Creating a plain text email with Drupal is a simple task. However, when you want to send a nicely designed message with a logo, an article, a linked button or any other unique design with dynamic content personalized for each user, it can get complicated.

The complication stems not from the dynamic content, but rather from the fact that the CSS that can be applied inside email templates is limited. In general, targeting multiple email clients can be worse then getting your CSS to work on IE9!

This post will walk you through a solution we use to address these requirements, but before jumping in, let me first explain Gizra’s approach to themes. We don’t use custom CSS in Drupal themes. When we start building a website, we divide our work into several milestones, the first is creating a clean and static markup, using Jekyll. At Gizra, we take pixel perfect very seriously, and by doing the markup first, we can concentrate on building our App pages exactly the way they are suppose to look, test their responsiveness, show our clients a first draft, and fix bugs before getting into the logic. We use gulp to compile the SASS files into one CSS file, and after doing that, we copy the CSS file to the themes folder. Then we take our static pages, cut them into pieces, and use them in Drupal themes and plugins.

By doing this, we can focus on our logic without worrying about how it may look with different dynamic content. Focusing on Frontend and Backend as separate tasks makes building websites easier and faster. Even fixing bugs discovered while implementing dynamic content can now be easily fixed. Our No more CSS in your Drupal Theme! blog post talks more extensively about the way we work with Drupal themes.

The same approach is implemented when we create an email template. We first build the email markup with static content, and then we use it to create dynamic content messages. Oh, and we cheat, because we don’t write a single line of HTML or CSS!

A demo email template created for this post

Creating an email template

When we build a website we need to take into consideration that our users use different browsers and adjust our CSS rules so that our website will look pretty much the same in all of them. Achieving this is more difficult when it comes to emails.
Our users use different email services and view their emails on different browsers. Each email may look a bit different on each browser or software. Some of the email services do not support all HTML tags and CSS designs. We can’t use everything we use in our website for example: Gmail and Outlook users have poor support for float, margin and padding. Also, some email services may overwrite our design and replace it with its defaults like links color, or image visibility. Another issue is the screen widths where mobile or tablet users view emails very differently.
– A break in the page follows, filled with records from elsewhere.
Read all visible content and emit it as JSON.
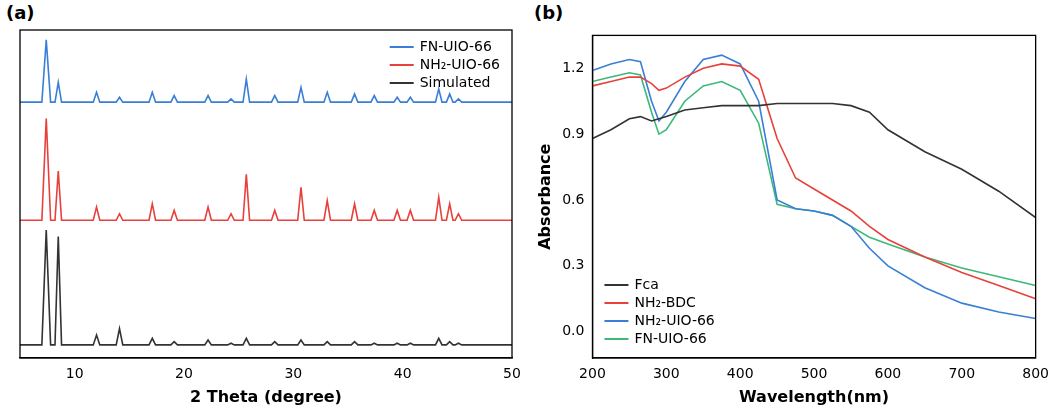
{
  "chart_data": [
    {
      "type": "line",
      "title": "(a)",
      "x_label": "2 Theta (degree)",
      "x": [
        5,
        7.0,
        7.4,
        7.8,
        8.2,
        8.5,
        8.8,
        11.7,
        12.0,
        12.3,
        13.8,
        14.1,
        14.4,
        16.8,
        17.1,
        17.4,
        18.8,
        19.1,
        19.4,
        21.9,
        22.2,
        22.5,
        24.0,
        24.3,
        24.6,
        25.4,
        25.7,
        26.0,
        28.0,
        28.3,
        28.6,
        30.4,
        30.7,
        31.0,
        32.8,
        33.1,
        33.4,
        35.3,
        35.6,
        35.9,
        37.1,
        37.4,
        37.7,
        39.2,
        39.5,
        39.8,
        40.4,
        40.7,
        41.0,
        43.0,
        43.3,
        43.6,
        44.0,
        44.3,
        44.6,
        44.8,
        45.1,
        45.4,
        50
      ],
      "series": [
        {
          "name": "FN-UIO-66",
          "color": "#3a7fd5",
          "values": [
            78,
            78,
            97,
            78,
            78,
            84,
            78,
            78,
            81,
            78,
            78,
            79.5,
            78,
            78,
            81,
            78,
            78,
            80,
            78,
            78,
            80,
            78,
            78,
            79,
            78,
            78,
            85,
            78,
            78,
            80,
            78,
            78,
            82.5,
            78,
            78,
            81,
            78,
            78,
            80.5,
            78,
            78,
            80,
            78,
            78,
            79.5,
            78,
            78,
            79.5,
            78,
            78,
            82,
            78,
            78,
            80.5,
            78,
            78,
            79,
            78,
            78
          ]
        },
        {
          "name": "NH₂-UIO-66",
          "color": "#e8413c",
          "values": [
            42,
            42,
            73,
            42,
            42,
            57,
            42,
            42,
            46,
            42,
            42,
            44,
            42,
            42,
            47,
            42,
            42,
            45,
            42,
            42,
            46,
            42,
            42,
            44,
            42,
            42,
            56,
            42,
            42,
            45,
            42,
            42,
            52,
            42,
            42,
            48,
            42,
            42,
            47,
            42,
            42,
            45,
            42,
            42,
            45,
            42,
            42,
            45,
            42,
            42,
            49,
            42,
            42,
            47,
            42,
            42,
            44,
            42,
            42
          ]
        },
        {
          "name": "Simulated",
          "color": "#333333",
          "values": [
            4,
            4,
            39,
            4,
            4,
            37,
            4,
            4,
            7,
            4,
            4,
            9,
            4,
            4,
            6,
            4,
            4,
            5,
            4,
            4,
            5.5,
            4,
            4,
            4.5,
            4,
            4,
            6,
            4,
            4,
            5,
            4,
            4,
            5.5,
            4,
            4,
            5,
            4,
            4,
            5,
            4,
            4,
            4.5,
            4,
            4,
            4.5,
            4,
            4,
            4.5,
            4,
            4,
            6,
            4,
            4,
            5,
            4,
            4,
            4.5,
            4,
            4
          ]
        }
      ],
      "xlim": [
        5,
        50
      ],
      "xticks": [
        10,
        20,
        30,
        40,
        50
      ],
      "ylim": [
        0,
        100
      ],
      "tick_labels": "x",
      "grid": false,
      "legend": "top-right"
    },
    {
      "type": "line",
      "title": "(b)",
      "x_label": "Wavelength(nm)",
      "y_label": "Absorbance",
      "x": [
        200,
        225,
        250,
        265,
        280,
        290,
        300,
        325,
        350,
        375,
        400,
        425,
        450,
        475,
        500,
        525,
        550,
        575,
        600,
        650,
        700,
        750,
        800
      ],
      "series": [
        {
          "name": "Fca",
          "color": "#333333",
          "values": [
            0.88,
            0.92,
            0.97,
            0.98,
            0.96,
            0.97,
            0.98,
            1.01,
            1.02,
            1.03,
            1.03,
            1.03,
            1.04,
            1.04,
            1.04,
            1.04,
            1.03,
            1.0,
            0.92,
            0.82,
            0.74,
            0.64,
            0.52
          ]
        },
        {
          "name": "NH₂-BDC",
          "color": "#e8413c",
          "values": [
            1.12,
            1.14,
            1.16,
            1.16,
            1.13,
            1.1,
            1.11,
            1.16,
            1.2,
            1.22,
            1.21,
            1.15,
            0.88,
            0.7,
            0.65,
            0.6,
            0.55,
            0.48,
            0.42,
            0.34,
            0.27,
            0.21,
            0.15
          ]
        },
        {
          "name": "NH₂-UIO-66",
          "color": "#3a7fd5",
          "values": [
            1.19,
            1.22,
            1.24,
            1.23,
            1.05,
            0.96,
            1.0,
            1.14,
            1.24,
            1.26,
            1.22,
            1.05,
            0.6,
            0.56,
            0.55,
            0.53,
            0.48,
            0.38,
            0.3,
            0.2,
            0.13,
            0.09,
            0.06
          ]
        },
        {
          "name": "FN-UIO-66",
          "color": "#3cb878",
          "values": [
            1.14,
            1.16,
            1.18,
            1.17,
            1.0,
            0.9,
            0.92,
            1.05,
            1.12,
            1.14,
            1.1,
            0.95,
            0.58,
            0.56,
            0.55,
            0.53,
            0.48,
            0.43,
            0.4,
            0.34,
            0.29,
            0.25,
            0.21
          ]
        }
      ],
      "xlim": [
        200,
        800
      ],
      "xticks": [
        200,
        300,
        400,
        500,
        600,
        700,
        800
      ],
      "ylim": [
        -0.12,
        1.35
      ],
      "yticks": [
        {
          "value": 0,
          "label": "0.0"
        },
        0.3,
        0.6,
        0.9,
        1.2
      ],
      "grid": false,
      "legend": "bottom-left"
    }
  ]
}
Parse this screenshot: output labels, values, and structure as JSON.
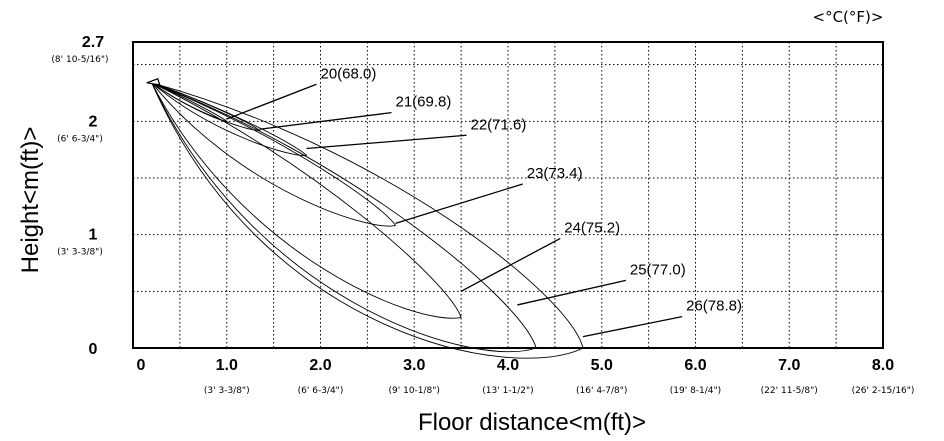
{
  "chart_data": {
    "type": "line",
    "unit_note": "<°C(°F)>",
    "xlabel": "Floor distance<m(ft)>",
    "ylabel": "Height<m(ft)>",
    "xlim": [
      0,
      8.0
    ],
    "ylim": [
      0,
      2.7
    ],
    "grid": true,
    "x_ticks": [
      {
        "value": 0,
        "label": "0",
        "sub": ""
      },
      {
        "value": 1.0,
        "label": "1.0",
        "sub": "(3' 3-3/8\")"
      },
      {
        "value": 2.0,
        "label": "2.0",
        "sub": "(6' 6-3/4\")"
      },
      {
        "value": 3.0,
        "label": "3.0",
        "sub": "(9' 10-1/8\")"
      },
      {
        "value": 4.0,
        "label": "4.0",
        "sub": "(13' 1-1/2\")"
      },
      {
        "value": 5.0,
        "label": "5.0",
        "sub": "(16' 4-7/8\")"
      },
      {
        "value": 6.0,
        "label": "6.0",
        "sub": "(19' 8-1/4\")"
      },
      {
        "value": 7.0,
        "label": "7.0",
        "sub": "(22' 11-5/8\")"
      },
      {
        "value": 8.0,
        "label": "8.0",
        "sub": "(26' 2-15/16\")"
      }
    ],
    "y_ticks": [
      {
        "value": 0,
        "label": "0",
        "sub": ""
      },
      {
        "value": 1,
        "label": "1",
        "sub": "(3' 3-3/8\")"
      },
      {
        "value": 2,
        "label": "2",
        "sub": "(6' 6-3/4\")"
      },
      {
        "value": 2.7,
        "label": "2.7",
        "sub": "(8' 10-5/16\")"
      }
    ],
    "source_point": [
      0.2,
      2.34
    ],
    "series": [
      {
        "name": "20(68.0)",
        "tip": [
          1.0,
          2.0
        ],
        "spread": 0.06,
        "label_at": [
          2.0,
          2.38
        ],
        "leader_to": [
          1.0,
          2.02
        ]
      },
      {
        "name": "21(69.8)",
        "tip": [
          1.35,
          1.92
        ],
        "spread": 0.08,
        "label_at": [
          2.8,
          2.13
        ],
        "leader_to": [
          1.35,
          1.93
        ]
      },
      {
        "name": "22(71.6)",
        "tip": [
          1.85,
          1.7
        ],
        "spread": 0.1,
        "label_at": [
          3.6,
          1.93
        ],
        "leader_to": [
          1.85,
          1.76
        ]
      },
      {
        "name": "23(73.4)",
        "tip": [
          2.8,
          1.08
        ],
        "spread": 0.14,
        "label_at": [
          4.2,
          1.5
        ],
        "leader_to": [
          2.8,
          1.1
        ]
      },
      {
        "name": "24(75.2)",
        "tip": [
          3.5,
          0.27
        ],
        "spread": 0.18,
        "label_at": [
          4.6,
          1.02
        ],
        "leader_to": [
          3.5,
          0.5
        ]
      },
      {
        "name": "25(77.0)",
        "tip": [
          4.3,
          0.0
        ],
        "spread": 0.22,
        "label_at": [
          5.3,
          0.65
        ],
        "leader_to": [
          4.1,
          0.38
        ]
      },
      {
        "name": "26(78.8)",
        "tip": [
          4.8,
          0.0
        ],
        "spread": 0.26,
        "label_at": [
          5.9,
          0.33
        ],
        "leader_to": [
          4.8,
          0.1
        ]
      }
    ]
  }
}
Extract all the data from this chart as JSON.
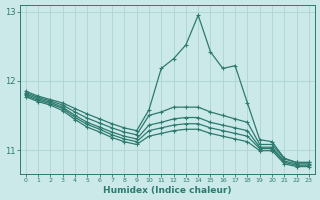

Our way to overcome this problem is to design our emails with nested tables since they are supported by most email services. However, this is still not enough. To make sure that our email will look the way we want, we need to set a specific width for each table cell and that’s a lot of work. After creating our email template we need to find a way to test it and make sure that it looks the way we meant on every media or mail service.

This is when we decided to take advantage of Mailchimp’s wysiwyg editor. In the editor we can build the static version of the email, that will include links, images, videos, etc.

We use the editor to create the email friendly HTML and CSS for us, and later use the export functionality to grab it and move it into Drupal.

Mailchimp wysiwyg editor
Mailchimp content items

Behind the scenes, Mailchimp converted my design into nested tables with the most mail supported CSS rules. There is also an option to view the source on the Mailchimp editor and do my own adjustments. I upload my images to Mailchimp’s cloud, so I won’t have to worry about my users email software blocking images attached to the email.

Mailchimp also gives us the opportunity to test our email template on desktop, mobile, and inbox software such as different versions of Outlook, Gmail, and Yahoo on different browsers. After finishing the email template, I go to my templates list and export it as an HTML file, which is combined with the inline CSS. Next we need to wire it into Drupal.

From Static to Dynamic

The idea is now to take the static HTML and slowly introduce the dynamic content.

Instead of calling drupal_mail() directly we usually use the Message and Message notify modules to send the emails. It has the advantage that each mail is saved in the system, so it’s easier to track (and find bugs, if there are any).

One way to do this, is to create a theme function that has a tpl file, were we have our HTML. Then when creating the message we can replace a dynamic token with the content of theme('my_email_template', $variables)

But in order to convert the static parts to dynamic, we need to see the result. Sending an email on every change can be time consuming and make debugging harder, so we start by seeing the email inside our site, while we develop it. To do that, we can define in hook_menu() a debug path like message-email-debug/% where the argument will be the message ID.

However we’ll need to make sure to disable our site CSS before we view our message, because it might change the way we view the emails. We can safely remove all CSS, since the email’s CSS is inlined.

<?php

/**
 * Implements hook_css_alter().
 *
 * Remove all CSS
 */
function example_css_alter(&$css) {
  $item = menu_get_item();
  if ($item['path'] != 'message-email-debug/%') {
    return;
  }
  $css = array();
}

We can also go ahead and override page.tpl.php so on message-email-debug it will print out only <?php print render($page['content']); ?> without any other elements.

At this point, we can start converting our static into dynamic HTML, while being sure that the final HTML it guaranteed to work in email clients.